What can one say about Jerusalem that hasn’t already been said. It is a city of diversity, it’s a city of color and people. A city of division. Small and big at the same time. Rich and poor, happy and sad. Contrasts are found on each step. Sometimes beautiful, sometimes less beautiful, but it all had a very powerful impact on me. While walking down the old city center you see so many landmarks: Via Dolorosa, the Western Wall (also knowns as Wailing Wall, or Kotel) only steps away from the Temple Mount, Jewish Quarter, Muslim Quarter, Iron Gate, Moroccan Quarter, Christian Quarter. I loved climbing up the stairs and all the way to the rooftop of the Austrian hospice, located in the very heart of the old city and offering breathtaking view of streets, houses, mosques, synagogues and churches, and all this fits in one panoramic photo. Every stone and every tile on these walls and floors has a meaning. I wonder how all this history and greatness fits within the walls of an Old City. And yet, it can, and it does. I still feel the smell of different spices being sold in the little streets, sweetness of candid fruits and all sorts of delights coming from the shops, most wonderful vegetables, dates, nuts, freshly made pomegranate juice, cheerful children running, old women begging and armed men patrolling around.

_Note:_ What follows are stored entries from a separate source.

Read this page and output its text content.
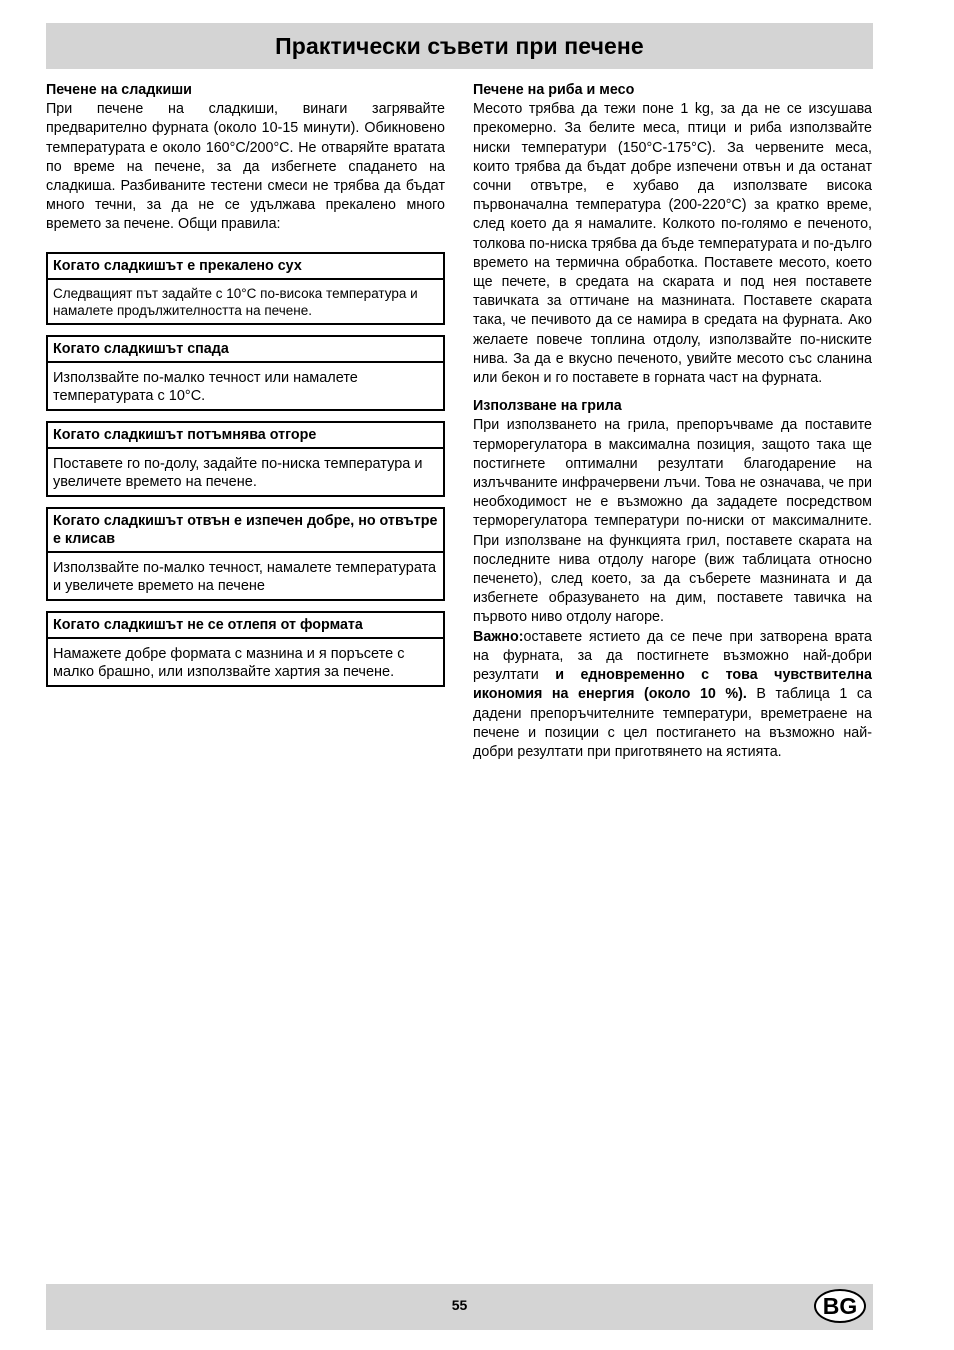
Практически съвети при печене
Печене на сладкиши

При печене на сладкиши, винаги загрявайте предварително фурната (около 10-15 минути). Обикновено температурата е около 160°С/200°С. Не отваряйте вратата по време на печене, за да избегнете спадането на сладкиша. Разбиваните тестени смеси не трябва да бъдат много течни, за да не се удължава прекалено много времето за печене. Общи правила:

Когато сладкишът е прекалено сух
Следващият път задайте с 10°С по-висока температура и намалете продължителността на печене.
Когато сладкишът спада
Използвайте по-малко течност или намалете температурата с 10°С.
Когато сладкишът потъмнява отгоре
Поставете го по-долу, задайте по-ниска температура и увеличете времето на печене.
Когато сладкишът отвън е изпечен добре, но отвътре е клисав
Използвайте по-малко течност, намалете температурата и увеличете времето на печене
Когато сладкишът не се отлепя от формата
Намажете добре формата с мазнина и я поръсете с малко брашно, или използвайте хартия за печене.
Печене на риба и месо

Месото трябва да тежи поне 1 kg, за да не се изсушава прекомерно. За белите меса, птици и риба използвайте ниски температури (150°С-175°С). За червените меса, които трябва да бъдат добре изпечени отвън и да останат сочни отвътре, е хубаво да използвате висока първоначална температура (200-220°С) за кратко време, след което да я намалите. Колкото по-голямо е печеното, толкова по-ниска трябва да бъде температурата и по-дълго времето на термична обработка. Поставете месото, което ще печете, в средата на скарата и под нея поставете тавичката за оттичане на мазнината. Поставете скарата така, че печивото да се намира в средата на фурната. Ако желаете повече топлина отдолу, използвайте по-ниските нива. За да е вкусно печеното, увийте месото със сланина или бекон и го поставете в горната част на фурната.

Използване на грила

При използването на грила, препоръчваме да поставите терморегулатора в максимална позиция, защото така ще постигнете оптимални резултати благодарение на излъчваните инфрачервени лъчи. Това не означава, че при необходимост не е възможно да зададете посредством терморегулатора температури по-ниски от максималните. При използване на функцията грил, поставете скарата на последните нива отдолу нагоре (виж таблицата относно печенето), след което, за да съберете мазнината и да избегнете образуването на дим, поставете тавичка на първото ниво отдолу нагоре.

Важно:оставете ястието да се пече при затворена врата на фурната, за да постигнете възможно най-добри резултати и едновременно с това чувствителна икономия на енергия (около 10 %). В таблица 1 са дадени препоръчителните температури, времетраене на печене и позиции с цел постигането на възможно най-добри резултати при приготвянето на ястията.

55	BG
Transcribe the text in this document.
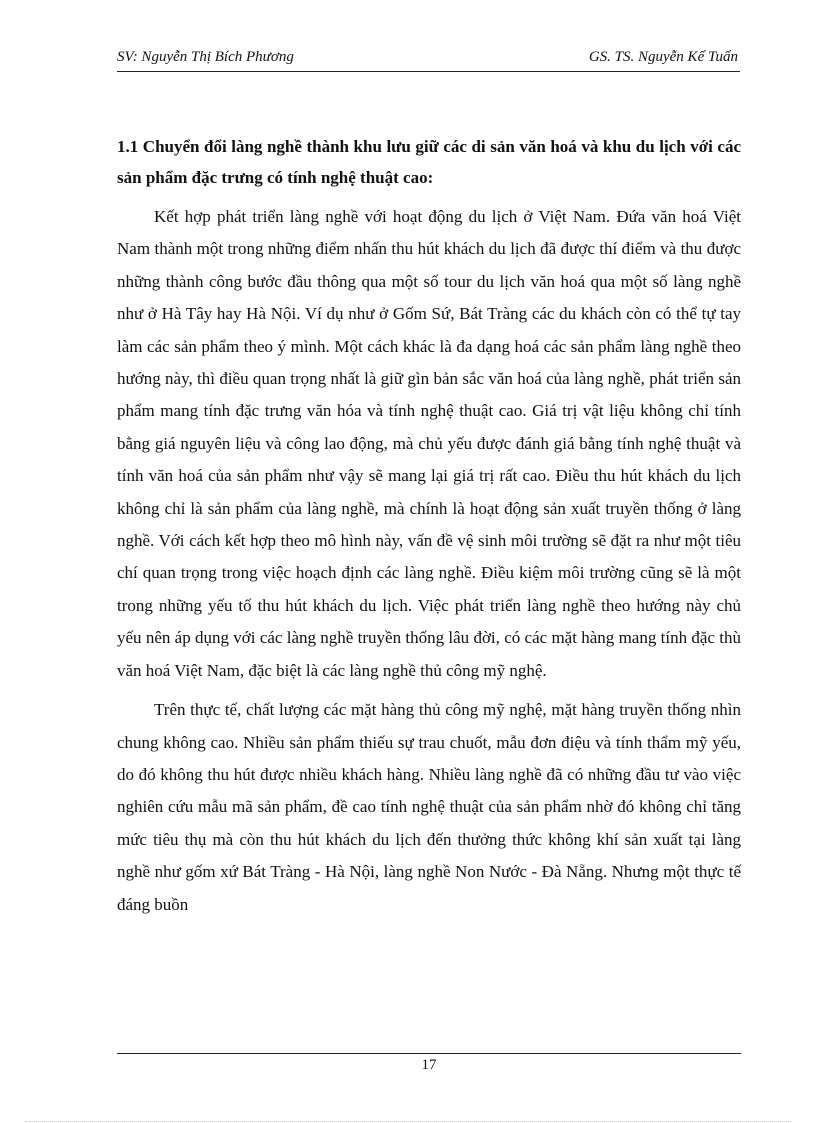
SV: Nguyễn Thị Bích Phương	GS. TS. Nguyễn Kế Tuấn
1.1 Chuyển đổi làng nghề thành khu lưu giữ các di sản văn hoá và khu du lịch với các sản phẩm đặc trưng có tính nghệ thuật cao:

Kết hợp phát triển làng nghề với hoạt động du lịch ở Việt Nam. Đứa văn hoá Việt Nam thành một trong những điểm nhấn thu hút khách du lịch đã được thí điểm và thu được những thành công bước đầu thông qua một số tour du lịch văn hoá qua một số làng nghề như ở Hà Tây hay Hà Nội. Ví dụ như ở Gốm Sứ, Bát Tràng các du khách còn có thể tự tay làm các sản phẩm theo ý mình. Một cách khác là đa dạng hoá các sản phẩm làng nghề theo hướng này, thì điều quan trọng nhất là giữ gìn bản sắc văn hoá của làng nghề, phát triển sản phẩm mang tính đặc trưng văn hóa và tính nghệ thuật cao. Giá trị vật liệu không chỉ tính bằng giá nguyên liệu và công lao động, mà chủ yếu được đánh giá bằng tính nghệ thuật và tính văn hoá của sản phẩm như vậy sẽ mang lại giá trị rất cao. Điều thu hút khách du lịch không chỉ là sản phẩm của làng nghề, mà chính là hoạt động sản xuất truyền thống ở làng nghề. Với cách kết hợp theo mô hình này, vấn đề vệ sinh môi trường sẽ đặt ra như một tiêu chí quan trọng trong việc hoạch định các làng nghề. Điều kiệm môi trường cũng sẽ là một trong những yếu tố thu hút khách du lịch. Việc phát triển làng nghề theo hướng này chủ yếu nên áp dụng với các làng nghề truyền thống lâu đời, có các mặt hàng mang tính đặc thù văn hoá Việt Nam, đặc biệt là các làng nghề thủ công mỹ nghệ.

Trên thực tế, chất lượng các mặt hàng thủ công mỹ nghệ, mặt hàng truyền thống nhìn chung không cao. Nhiều sản phẩm thiếu sự trau chuốt, mẫu đơn điệu và tính thẩm mỹ yếu, do đó không thu hút được nhiều khách hàng. Nhiều làng nghề đã có những đầu tư vào việc nghiên cứu mẫu mã sản phẩm, đề cao tính nghệ thuật của sản phẩm nhờ đó không chỉ tăng mức tiêu thụ mà còn thu hút khách du lịch đến thưởng thức không khí sản xuất tại làng nghề như gốm xứ Bát Tràng - Hà Nội, làng nghề Non Nước - Đà Nẵng. Nhưng một thực tế đáng buồn

17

New year in Ramallah: while driving through check points you come across modern Palestinian neighborhoods and very dusty roads. Ramallah offered us excellent but simple Palestinian cuisine and wine, Palestinian rock band and curious local crowd studying a group of foreigners (us) who just came to enjoy an evening in a different setting. Music was somewhat similar to our music, all around happy people dancing and drinking, smoking, laughing, singing…so much fun and nothing odd there.

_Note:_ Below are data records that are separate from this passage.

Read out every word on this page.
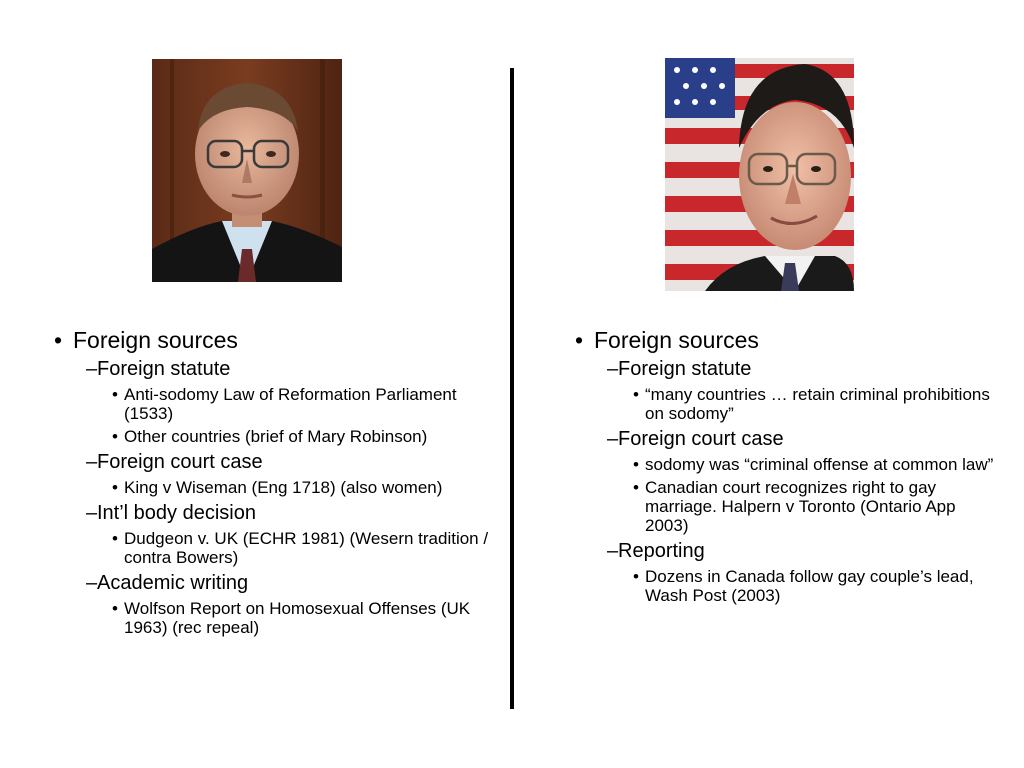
• Foreign sources
– Foreign statute
• Anti-sodomy Law of Reformation Parliament (1533)
• Other countries (brief of Mary Robinson)
– Foreign court case
• King v Wiseman (Eng 1718) (also women)
– Int’l body decision
• Dudgeon v. UK (ECHR 1981) (Wesern tradition / contra Bowers)
– Academic writing
• Wolfson Report on Homosexual Offenses (UK 1963) (rec repeal)
• Foreign sources
– Foreign statute
• “many countries … retain criminal prohibitions on sodomy”
– Foreign court case
• sodomy was “criminal offense at common law”
• Canadian court recognizes right to gay marriage. Halpern v Toronto (Ontario App 2003)
– Reporting
• Dozens in Canada follow gay couple’s lead, Wash Post (2003)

Bethlehem: there are at least two ways to experience this beautiful old town. We chose the alternate and walked through the small streets for hours. Beautiful houses that resemble the style of the Dalmatian costal houses, belonging to different eras of history, were made of white stone. The man sitting in the sun on the footsteps of his house with the keffiyeh wrapped around his head, while having a tea. He looked so relaxed and I just had to take a photo while knowing that this was absolutely inappropriate… We did miss the nativity church, but instead we chose to have the young Palestinian guide telling us a story about his culture, history, tradition, architecture, the Wall, lack of drinking water, life of ordinary people and local production of olive oil. On the way out, we decided to stop at the Banksy’s “Walled Off Hotel” located just steps away from the wall that divides these two countries…both Hotel and the wall were full of strong, political, inspiring messages stated by one of most famous street artist of today. While ones have been tearing down the walls to bring people back together again, others are building them… that is the story of the world today…

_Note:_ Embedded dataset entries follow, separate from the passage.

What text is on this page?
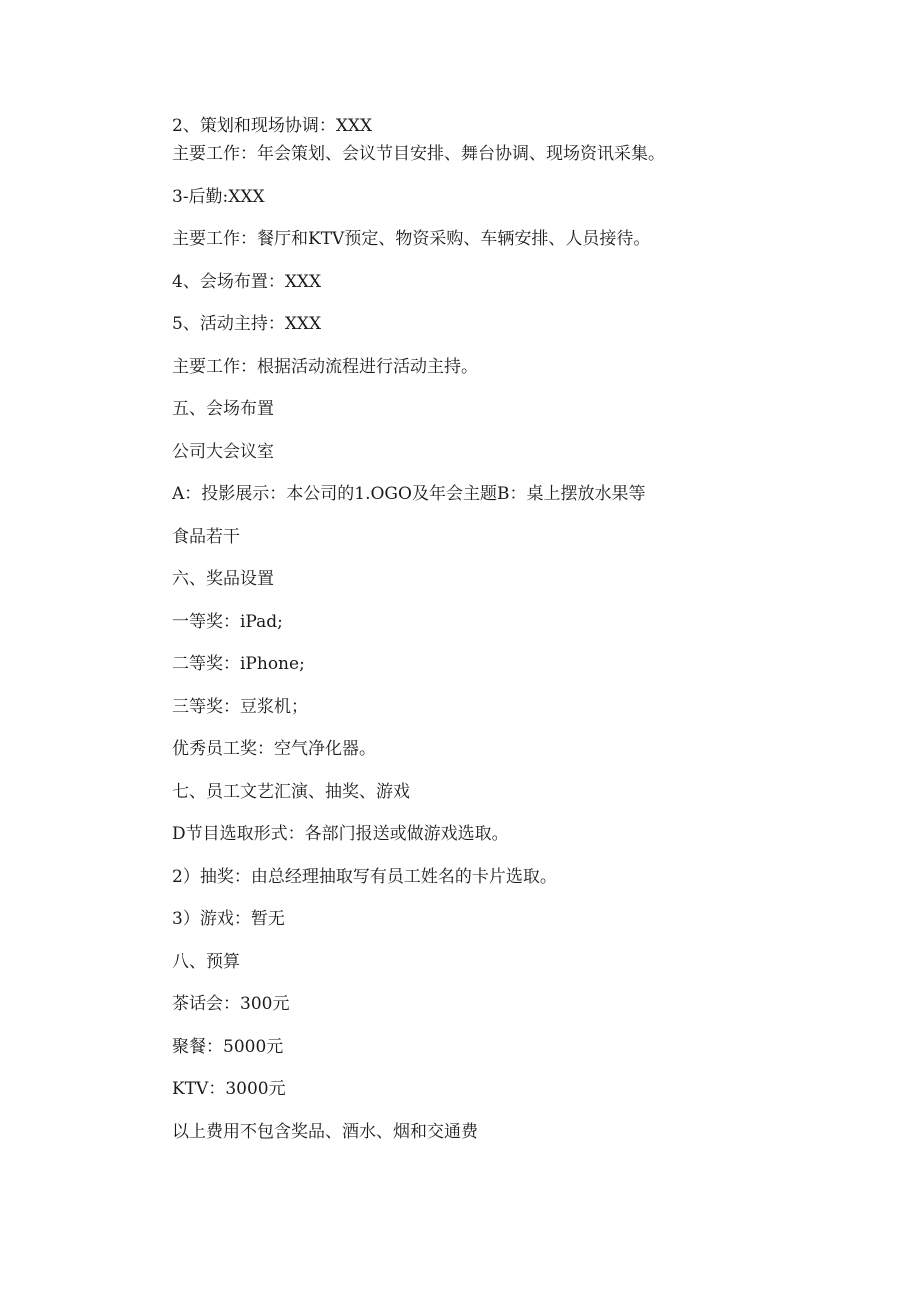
2、策划和现场协调：XXX
主要工作：年会策划、会议节目安排、舞台协调、现场资讯采集。
3-后勤:XXX
主要工作：餐厅和KTV预定、物资采购、车辆安排、人员接待。
4、会场布置：XXX
5、活动主持：XXX
主要工作：根据活动流程进行活动主持。
五、会场布置
公司大会议室
A：投影展示：本公司的1.OGO及年会主题B：桌上摆放水果等
食品若干
六、奖品设置
一等奖：iPad;
二等奖：iPhone;
三等奖：豆浆机；
优秀员工奖：空气净化器。
七、员工文艺汇演、抽奖、游戏
D节目选取形式：各部门报送或做游戏选取。
2）抽奖：由总经理抽取写有员工姓名的卡片选取。
3）游戏：暂无
八、预算
茶话会：300元
聚餐：5000元
KTV：3000元
以上费用不包含奖品、酒水、烟和交通费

Tel Aviv: the obvious cosmopolitan. I simply loved it. Call me superficial if you like, but my fascination with the beach, the view from 15th floor of our hotel room, what can I say – absolutely amazing. I am a total sucker for sand and sea, romantic walks on the beach and sunsets… January 5, wind 55km/h. Just very few people outside and yet the sun is shining you can barely see and enthusiastic surfers are trying to break a wave. But Tel-Aviv is much more than this. It is a safe haven for many enthusiastic people of all ages, cultures and backgrounds, from all over the globe. It’s a smart city, very green city, well organized city, with super cool skyline, amazing rooftop bars, excellent restaurants, authentic food, as well as very modern cuisine. We so much enjoyed being able to walk for miles from the Port of Tel Aviv to old town of Jaffa. Arriving to Jaffa and realizing “WOW all of these oranges are from there”! Keep on walking a bit longer and you will eventually arrive to a wonderful beach with a Cassis restaurant and breathtaking view. This was the most beautiful sunset and amazing food! Also, in Tel Aviv make sure you don’t miss Rothschild Boulevard where you can find very nice examples of Bauhaus architecture that belong to UNESCO site, or lose yourself in Carmel market, see the Shenkin street covered with the street art. All in all Tel Aviv will make you fall in love with itself; it made me, definitely.